Patient Consent Form – Aesthetics/Dermatology
This informed-consent document has been prepared to help inform you about your laser treatment procedure, its risks, contraindications and adverse effects. It is important that you read this information carefully and completely.

I am aware of the following possible occurrences/risks:

  • DISCOMFORT – A slight warming sensation or MILD to MODERATE PAIN may be experienced during treatment.
  • REDNESS/SWELLING/BRUISING – Short-term redness (erythema) or swelling (edema) of the treated area is common and may occur. There also may be some bruising.
  • SKIN COLOR CHANGES – During the healing process, there is a possibility that the treated area may become either lighter (hypopigmentation) or darker (hyperpigmentation) in color compared to the surrounding skin. This is usually temporary, but, on rare occasions, it may be permanent.
  • ITCHING/DRY SKIN – Treatment may result in itching and/or dry skin.
  • RED RASH/BUMPS – Red rash/bumps may appear after the treatment. This resolves with time.
  • WOUNDS – Treatment can result in burning, blistering, or bleeding of the treated areas. If any of these occur, please call our office.
  • INFECTION – Infection is a possibility whenever the skin surface is disrupted, although proper wound care should prevent this. If signs of infection develop, such as pain, heat, or surrounding redness, please call our office.
  • SCARRING – Scarring is a rare occurrence, but it is a possibility if the skin surface is disrupted. To minimize the chances of scarring, it is IMPORTANT that you follow all post-treatment instructions provided by your healthcare staff.
  • SUN EXPOSURE / TANNING BEDS / ARTIFICIAL TANNING - May increase the risk of side effects and adverse events.
  • EYE EXPOSURE – Protective eyewear (shields) will be provided to you during the treatment. Failure to wear eye shields during the entire treatment may cause severe and permanent eye damage.
  • OTHER – Tissue necrosis, hemosiderin staining, paresthesia and ulcerations may also occur.

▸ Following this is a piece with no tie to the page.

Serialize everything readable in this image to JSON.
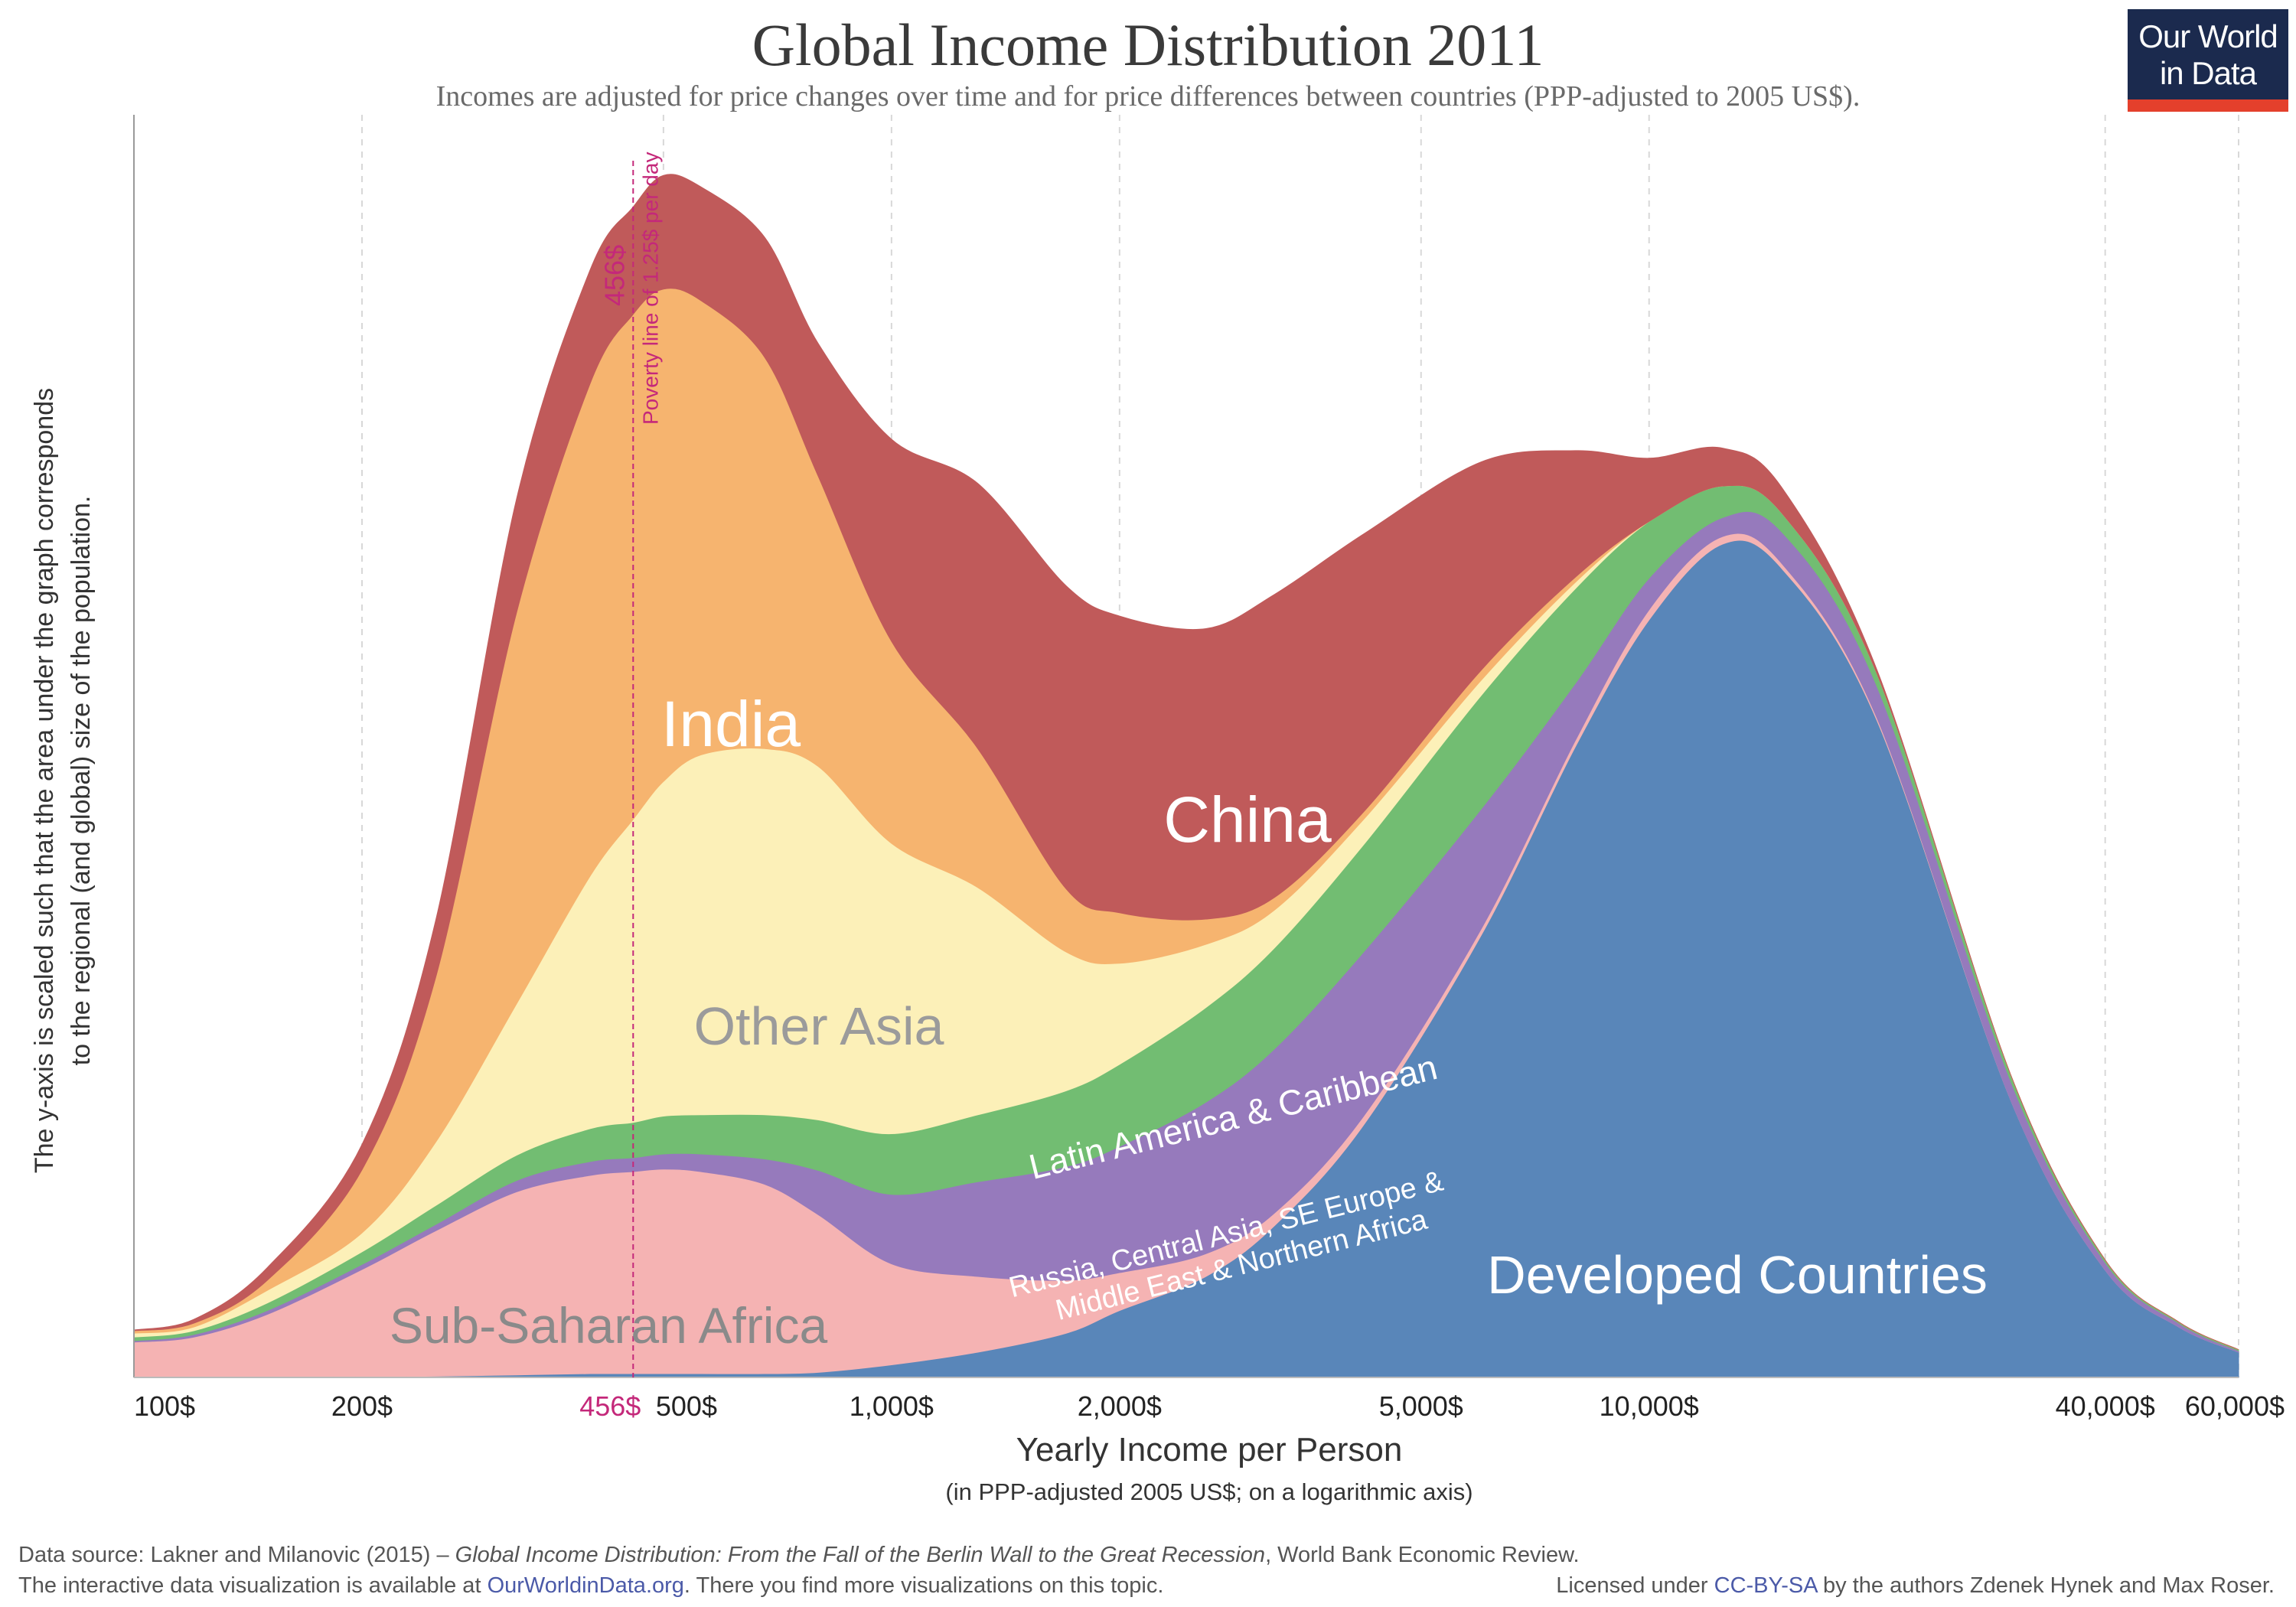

I acknowledge the following points have been discussed with me:

  • Potential benefits of the proposed procedure, including the possibility that the procedure may not work for me.
  • The possibility of developing an allergic reaction necessitating medical help.
  • Contraindications for the laser procedure (see back side).

I hereby declare that

  • I do not meet any contraindication for this laser procedure.
  • I agree to the possible occurrence of side effects.
  • I agree to have the laser procedure done.
  • I will immediately find professional help in case of an allergic reaction.

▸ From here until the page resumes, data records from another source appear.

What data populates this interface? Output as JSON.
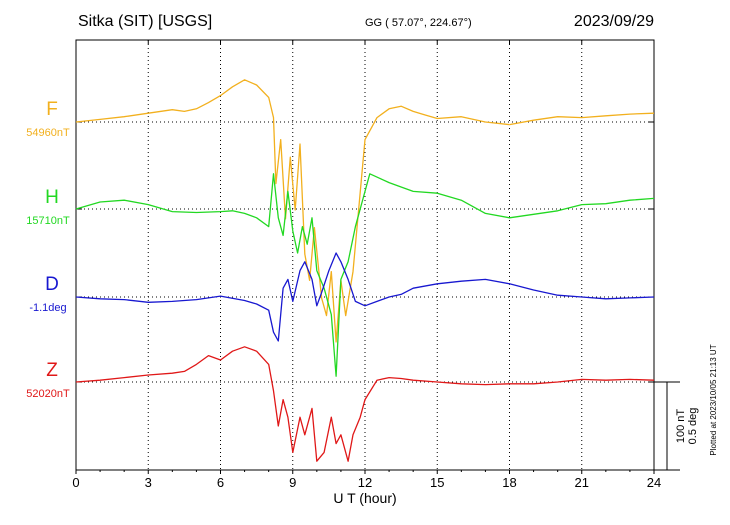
{
  "header": {
    "station": "Sitka (SIT)  [USGS]",
    "coords": "GG ( 57.07°, 224.67°)",
    "date": "2023/09/29"
  },
  "plotted_note": "Plotted at 2023/10/05 21:13 UT",
  "scale_labels": [
    "100 nT",
    "0.5 deg"
  ],
  "colors": {
    "F": "#f2b01e",
    "H": "#22d822",
    "D": "#1818d0",
    "Z": "#e01818",
    "axis": "#000000",
    "grid": "#000000"
  },
  "chart_data": {
    "type": "line",
    "title": "Sitka (SIT)  [USGS]",
    "xlabel": "U T (hour)",
    "xlim": [
      0,
      24
    ],
    "x_ticks": [
      "0",
      "3",
      "6",
      "9",
      "12",
      "15",
      "18",
      "21",
      "24"
    ],
    "grid": true,
    "scale_bar": {
      "nT": 100,
      "deg": 0.5
    },
    "series": [
      {
        "name": "F",
        "baseline_label": "54960nT",
        "color_key": "F",
        "units": "nT offset from baseline",
        "points": [
          [
            0,
            0
          ],
          [
            1,
            3
          ],
          [
            2,
            6
          ],
          [
            3,
            10
          ],
          [
            4,
            14
          ],
          [
            4.5,
            12
          ],
          [
            5,
            15
          ],
          [
            5.5,
            22
          ],
          [
            6,
            30
          ],
          [
            6.5,
            40
          ],
          [
            7,
            48
          ],
          [
            7.5,
            42
          ],
          [
            8,
            28
          ],
          [
            8.2,
            5
          ],
          [
            8.3,
            -70
          ],
          [
            8.5,
            -20
          ],
          [
            8.7,
            -110
          ],
          [
            8.9,
            -40
          ],
          [
            9.1,
            -100
          ],
          [
            9.3,
            -25
          ],
          [
            9.5,
            -150
          ],
          [
            9.7,
            -180
          ],
          [
            9.9,
            -120
          ],
          [
            10.2,
            -200
          ],
          [
            10.4,
            -220
          ],
          [
            10.6,
            -170
          ],
          [
            10.8,
            -250
          ],
          [
            11,
            -180
          ],
          [
            11.2,
            -220
          ],
          [
            11.5,
            -170
          ],
          [
            11.8,
            -80
          ],
          [
            12,
            -20
          ],
          [
            12.5,
            5
          ],
          [
            13,
            15
          ],
          [
            13.5,
            18
          ],
          [
            14,
            12
          ],
          [
            14.5,
            8
          ],
          [
            15,
            4
          ],
          [
            16,
            6
          ],
          [
            17,
            0
          ],
          [
            18,
            -3
          ],
          [
            19,
            2
          ],
          [
            20,
            6
          ],
          [
            21,
            5
          ],
          [
            22,
            7
          ],
          [
            23,
            9
          ],
          [
            24,
            10
          ]
        ]
      },
      {
        "name": "H",
        "baseline_label": "15710nT",
        "color_key": "H",
        "units": "nT offset from baseline",
        "points": [
          [
            0,
            0
          ],
          [
            1,
            8
          ],
          [
            2,
            10
          ],
          [
            3,
            5
          ],
          [
            4,
            -3
          ],
          [
            5,
            -4
          ],
          [
            6,
            -3
          ],
          [
            6.5,
            -2
          ],
          [
            7,
            -5
          ],
          [
            7.5,
            -10
          ],
          [
            8,
            -20
          ],
          [
            8.2,
            40
          ],
          [
            8.4,
            -10
          ],
          [
            8.6,
            -30
          ],
          [
            8.8,
            20
          ],
          [
            9,
            -25
          ],
          [
            9.2,
            -50
          ],
          [
            9.4,
            -20
          ],
          [
            9.6,
            -40
          ],
          [
            9.8,
            -10
          ],
          [
            10,
            -70
          ],
          [
            10.3,
            -90
          ],
          [
            10.6,
            -120
          ],
          [
            10.8,
            -190
          ],
          [
            11,
            -80
          ],
          [
            11.3,
            -60
          ],
          [
            11.6,
            -20
          ],
          [
            11.9,
            10
          ],
          [
            12.2,
            40
          ],
          [
            12.6,
            35
          ],
          [
            13,
            30
          ],
          [
            13.5,
            25
          ],
          [
            14,
            20
          ],
          [
            15,
            18
          ],
          [
            16,
            10
          ],
          [
            17,
            -5
          ],
          [
            18,
            -10
          ],
          [
            19,
            -6
          ],
          [
            20,
            -2
          ],
          [
            21,
            5
          ],
          [
            22,
            6
          ],
          [
            23,
            10
          ],
          [
            24,
            12
          ]
        ]
      },
      {
        "name": "D",
        "baseline_label": "-1.1deg",
        "color_key": "D",
        "units": "nT-equivalent offset from baseline",
        "points": [
          [
            0,
            0
          ],
          [
            1,
            -2
          ],
          [
            2,
            -3
          ],
          [
            3,
            -6
          ],
          [
            4,
            -5
          ],
          [
            5,
            -3
          ],
          [
            6,
            1
          ],
          [
            7,
            -4
          ],
          [
            7.5,
            -8
          ],
          [
            8,
            -15
          ],
          [
            8.2,
            -40
          ],
          [
            8.4,
            -50
          ],
          [
            8.6,
            10
          ],
          [
            8.8,
            20
          ],
          [
            9,
            -5
          ],
          [
            9.3,
            30
          ],
          [
            9.5,
            40
          ],
          [
            9.8,
            20
          ],
          [
            10,
            -10
          ],
          [
            10.2,
            5
          ],
          [
            10.5,
            30
          ],
          [
            10.8,
            50
          ],
          [
            11,
            40
          ],
          [
            11.3,
            20
          ],
          [
            11.6,
            -5
          ],
          [
            12,
            -10
          ],
          [
            12.5,
            -5
          ],
          [
            13,
            0
          ],
          [
            13.5,
            3
          ],
          [
            14,
            10
          ],
          [
            15,
            15
          ],
          [
            16,
            18
          ],
          [
            17,
            20
          ],
          [
            18,
            15
          ],
          [
            19,
            8
          ],
          [
            20,
            2
          ],
          [
            21,
            0
          ],
          [
            22,
            -2
          ],
          [
            23,
            -1
          ],
          [
            24,
            0
          ]
        ]
      },
      {
        "name": "Z",
        "baseline_label": "52020nT",
        "color_key": "Z",
        "units": "nT offset from baseline",
        "points": [
          [
            0,
            0
          ],
          [
            1,
            2
          ],
          [
            2,
            5
          ],
          [
            3,
            8
          ],
          [
            4,
            10
          ],
          [
            4.5,
            12
          ],
          [
            5,
            20
          ],
          [
            5.5,
            30
          ],
          [
            6,
            25
          ],
          [
            6.5,
            35
          ],
          [
            7,
            40
          ],
          [
            7.5,
            35
          ],
          [
            8,
            20
          ],
          [
            8.2,
            -10
          ],
          [
            8.4,
            -50
          ],
          [
            8.6,
            -20
          ],
          [
            8.8,
            -40
          ],
          [
            9,
            -80
          ],
          [
            9.3,
            -40
          ],
          [
            9.5,
            -60
          ],
          [
            9.8,
            -30
          ],
          [
            10,
            -90
          ],
          [
            10.3,
            -80
          ],
          [
            10.6,
            -40
          ],
          [
            10.8,
            -70
          ],
          [
            11,
            -60
          ],
          [
            11.3,
            -90
          ],
          [
            11.5,
            -60
          ],
          [
            11.8,
            -40
          ],
          [
            12,
            -20
          ],
          [
            12.5,
            2
          ],
          [
            13,
            5
          ],
          [
            13.5,
            4
          ],
          [
            14,
            2
          ],
          [
            15,
            0
          ],
          [
            16,
            -2
          ],
          [
            17,
            -3
          ],
          [
            18,
            -2
          ],
          [
            19,
            -2
          ],
          [
            20,
            0
          ],
          [
            21,
            3
          ],
          [
            22,
            2
          ],
          [
            23,
            3
          ],
          [
            24,
            2
          ]
        ]
      }
    ]
  }
}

I give consent for the photographs taken during the treatment to be used in medical and promotional materials and publications, providing that my identity remains hidden, and that I cannot be recognized from the photographs.

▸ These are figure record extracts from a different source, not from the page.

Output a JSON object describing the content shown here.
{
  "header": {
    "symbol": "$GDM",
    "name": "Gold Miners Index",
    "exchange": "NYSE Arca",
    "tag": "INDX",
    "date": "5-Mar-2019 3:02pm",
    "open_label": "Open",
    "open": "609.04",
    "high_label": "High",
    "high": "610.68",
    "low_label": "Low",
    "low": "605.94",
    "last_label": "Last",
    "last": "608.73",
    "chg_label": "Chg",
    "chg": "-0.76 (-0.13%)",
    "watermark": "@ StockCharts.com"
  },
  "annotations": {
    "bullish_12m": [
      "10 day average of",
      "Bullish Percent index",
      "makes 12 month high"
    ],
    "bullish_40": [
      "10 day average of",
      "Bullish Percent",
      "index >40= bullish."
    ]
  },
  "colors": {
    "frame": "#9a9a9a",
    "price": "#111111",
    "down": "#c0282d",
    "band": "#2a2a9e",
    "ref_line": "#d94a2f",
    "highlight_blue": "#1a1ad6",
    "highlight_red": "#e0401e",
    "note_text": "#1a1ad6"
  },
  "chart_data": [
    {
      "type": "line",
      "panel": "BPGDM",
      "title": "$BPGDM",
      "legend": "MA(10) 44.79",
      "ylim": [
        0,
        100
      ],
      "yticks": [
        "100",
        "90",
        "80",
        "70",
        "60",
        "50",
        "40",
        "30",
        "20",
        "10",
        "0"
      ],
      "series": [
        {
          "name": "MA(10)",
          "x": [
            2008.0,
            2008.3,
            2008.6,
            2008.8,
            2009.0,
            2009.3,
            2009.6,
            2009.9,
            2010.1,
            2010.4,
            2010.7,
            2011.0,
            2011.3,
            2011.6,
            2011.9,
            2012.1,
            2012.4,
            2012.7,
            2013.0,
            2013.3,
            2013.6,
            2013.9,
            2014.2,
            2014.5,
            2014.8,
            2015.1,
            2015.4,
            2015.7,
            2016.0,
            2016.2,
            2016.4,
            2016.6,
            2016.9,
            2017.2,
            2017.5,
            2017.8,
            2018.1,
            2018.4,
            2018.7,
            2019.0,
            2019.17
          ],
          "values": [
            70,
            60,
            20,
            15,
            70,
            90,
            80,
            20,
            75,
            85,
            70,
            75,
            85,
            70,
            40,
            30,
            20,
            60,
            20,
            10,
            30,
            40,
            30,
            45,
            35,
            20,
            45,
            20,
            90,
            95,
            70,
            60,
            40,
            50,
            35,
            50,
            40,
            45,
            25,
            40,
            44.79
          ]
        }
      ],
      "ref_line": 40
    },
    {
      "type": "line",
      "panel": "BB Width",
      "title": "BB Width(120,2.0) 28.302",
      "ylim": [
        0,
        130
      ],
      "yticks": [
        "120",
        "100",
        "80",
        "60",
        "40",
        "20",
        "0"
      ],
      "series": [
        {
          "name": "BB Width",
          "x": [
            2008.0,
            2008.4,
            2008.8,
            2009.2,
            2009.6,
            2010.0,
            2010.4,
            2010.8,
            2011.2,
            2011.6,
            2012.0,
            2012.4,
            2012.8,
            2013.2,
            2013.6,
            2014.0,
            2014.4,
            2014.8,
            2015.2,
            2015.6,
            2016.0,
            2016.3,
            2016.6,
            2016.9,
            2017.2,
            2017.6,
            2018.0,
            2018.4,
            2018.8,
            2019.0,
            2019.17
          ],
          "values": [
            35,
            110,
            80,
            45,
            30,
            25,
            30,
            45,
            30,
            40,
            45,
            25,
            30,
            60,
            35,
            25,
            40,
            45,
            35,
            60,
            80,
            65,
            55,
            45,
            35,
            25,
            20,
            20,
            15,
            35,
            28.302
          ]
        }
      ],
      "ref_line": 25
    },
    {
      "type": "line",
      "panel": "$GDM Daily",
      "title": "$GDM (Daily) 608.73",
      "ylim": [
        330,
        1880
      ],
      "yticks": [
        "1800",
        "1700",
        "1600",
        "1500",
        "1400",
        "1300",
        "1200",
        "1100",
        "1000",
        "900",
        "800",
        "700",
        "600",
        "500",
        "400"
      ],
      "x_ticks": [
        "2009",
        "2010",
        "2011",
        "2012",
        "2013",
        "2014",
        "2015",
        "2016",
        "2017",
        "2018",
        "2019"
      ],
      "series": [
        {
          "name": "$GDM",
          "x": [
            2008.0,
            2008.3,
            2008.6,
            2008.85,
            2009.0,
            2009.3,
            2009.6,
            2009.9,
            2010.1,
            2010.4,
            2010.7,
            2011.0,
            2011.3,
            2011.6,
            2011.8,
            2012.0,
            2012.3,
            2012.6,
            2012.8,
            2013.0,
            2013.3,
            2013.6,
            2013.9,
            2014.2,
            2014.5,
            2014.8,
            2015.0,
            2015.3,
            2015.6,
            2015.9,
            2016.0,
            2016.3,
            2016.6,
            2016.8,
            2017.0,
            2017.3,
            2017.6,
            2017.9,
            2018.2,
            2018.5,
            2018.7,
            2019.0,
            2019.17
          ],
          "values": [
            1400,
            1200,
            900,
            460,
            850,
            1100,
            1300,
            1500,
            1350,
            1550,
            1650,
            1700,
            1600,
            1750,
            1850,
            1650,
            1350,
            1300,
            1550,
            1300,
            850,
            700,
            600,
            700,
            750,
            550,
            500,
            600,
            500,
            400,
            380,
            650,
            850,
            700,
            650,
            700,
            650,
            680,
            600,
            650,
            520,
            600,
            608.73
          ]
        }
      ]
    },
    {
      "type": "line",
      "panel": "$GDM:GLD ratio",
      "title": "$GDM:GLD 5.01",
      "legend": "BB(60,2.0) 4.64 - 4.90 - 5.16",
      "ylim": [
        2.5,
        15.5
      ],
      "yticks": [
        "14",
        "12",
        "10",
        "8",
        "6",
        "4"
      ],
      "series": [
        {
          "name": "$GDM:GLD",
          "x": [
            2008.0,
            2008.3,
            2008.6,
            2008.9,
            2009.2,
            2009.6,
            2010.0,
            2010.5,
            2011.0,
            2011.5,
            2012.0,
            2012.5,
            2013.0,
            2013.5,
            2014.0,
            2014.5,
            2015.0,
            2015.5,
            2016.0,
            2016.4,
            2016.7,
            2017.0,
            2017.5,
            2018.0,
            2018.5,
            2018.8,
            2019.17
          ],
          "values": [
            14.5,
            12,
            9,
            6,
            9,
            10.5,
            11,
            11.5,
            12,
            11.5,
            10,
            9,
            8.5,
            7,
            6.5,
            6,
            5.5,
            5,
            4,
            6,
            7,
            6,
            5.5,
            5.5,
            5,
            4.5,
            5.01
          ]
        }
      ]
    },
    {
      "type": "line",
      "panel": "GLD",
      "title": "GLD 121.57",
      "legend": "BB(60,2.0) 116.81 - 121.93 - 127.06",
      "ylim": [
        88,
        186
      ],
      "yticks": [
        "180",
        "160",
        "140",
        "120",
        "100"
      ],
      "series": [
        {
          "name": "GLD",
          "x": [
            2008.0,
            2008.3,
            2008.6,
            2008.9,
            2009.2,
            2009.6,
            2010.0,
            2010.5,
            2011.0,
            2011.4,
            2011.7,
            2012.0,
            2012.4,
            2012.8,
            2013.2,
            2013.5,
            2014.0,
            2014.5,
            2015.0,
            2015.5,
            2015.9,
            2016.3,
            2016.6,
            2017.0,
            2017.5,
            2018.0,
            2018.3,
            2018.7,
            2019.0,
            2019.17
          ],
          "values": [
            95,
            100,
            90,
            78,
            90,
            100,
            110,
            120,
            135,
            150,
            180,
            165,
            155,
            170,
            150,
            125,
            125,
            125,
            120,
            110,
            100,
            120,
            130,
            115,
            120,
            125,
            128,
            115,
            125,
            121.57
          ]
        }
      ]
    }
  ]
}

For women of childbearing age: By signing below I confirm that I am not pregnant and do not intend to become pregnant anytime during the course of the treatment.

General laser contra-indications

  1. Absolute (Er:YAG and Nd:YAG)
  • History of a histologically demonstrated malignant disease in the area to be treated
  • Clinical findings indicative of malignant disease
  • Hyperthyrosis if the neck region is to be treated
  • Epilepsy
  • Pregnancy
  • Active systemic infection
  • Previous treatment with ionizing radiation in the area to be treated.
  1. Relative (Er:YAG and Nd:YAG)
  • History of a histologically demonstrated malignant disease
  • History of wound healing disorders, including but not limited to post-inflammatory hyperpigmentation, abnormal scarring and keloid scarring
  • Infection of the treatment area, including but not limited to viral, bacterial or fungal infections of tissues
  • Inflammation of the treatment area, including but not limited to infection or autoimmune diseases
  • Fever
  • Systemic or local autoimmune disorders
  • Neurological disorders
  • Laser treatment of the testicular area
  • History of photosensitivity disorder
  • Use of medications, which promote photosensitivity in the last 6 months, including but not limited to tetracyclines, fluoroquinolones, thiazide diuretics, phenothiazine, sulfonamides and vitamin A derivatives
  • Type 1 diabetes
  • Type 2 diabetes
  • Use of anti-platelet medications, including but not limited to COX inhibitors, ADP inhibitors or thromboxane inhibitors
  • Use of anticoagulation medications, including but not limited to coumarins, heparins or factor Xa inhibitors
  • Use of vasodilators
  • Conditions or diseases that limit blood coagulation
  • Conditions or diseases that limit platelet function
  • Conditions or diseases that limit blood oxygen capacity, including but not limited to heavy blood loss
  • Connective tissue disorders
  • Gold therapy.
  1. Additional relative contra-indications in Aesthetics and Dermatology (Er:YAG and Nd:YAG):
  • Recent excessive sun exposure, tanned skin
  • Any tissue in the proximity of or on top of any kind of implants.

All of the information is true and accurate to the best of my knowledge.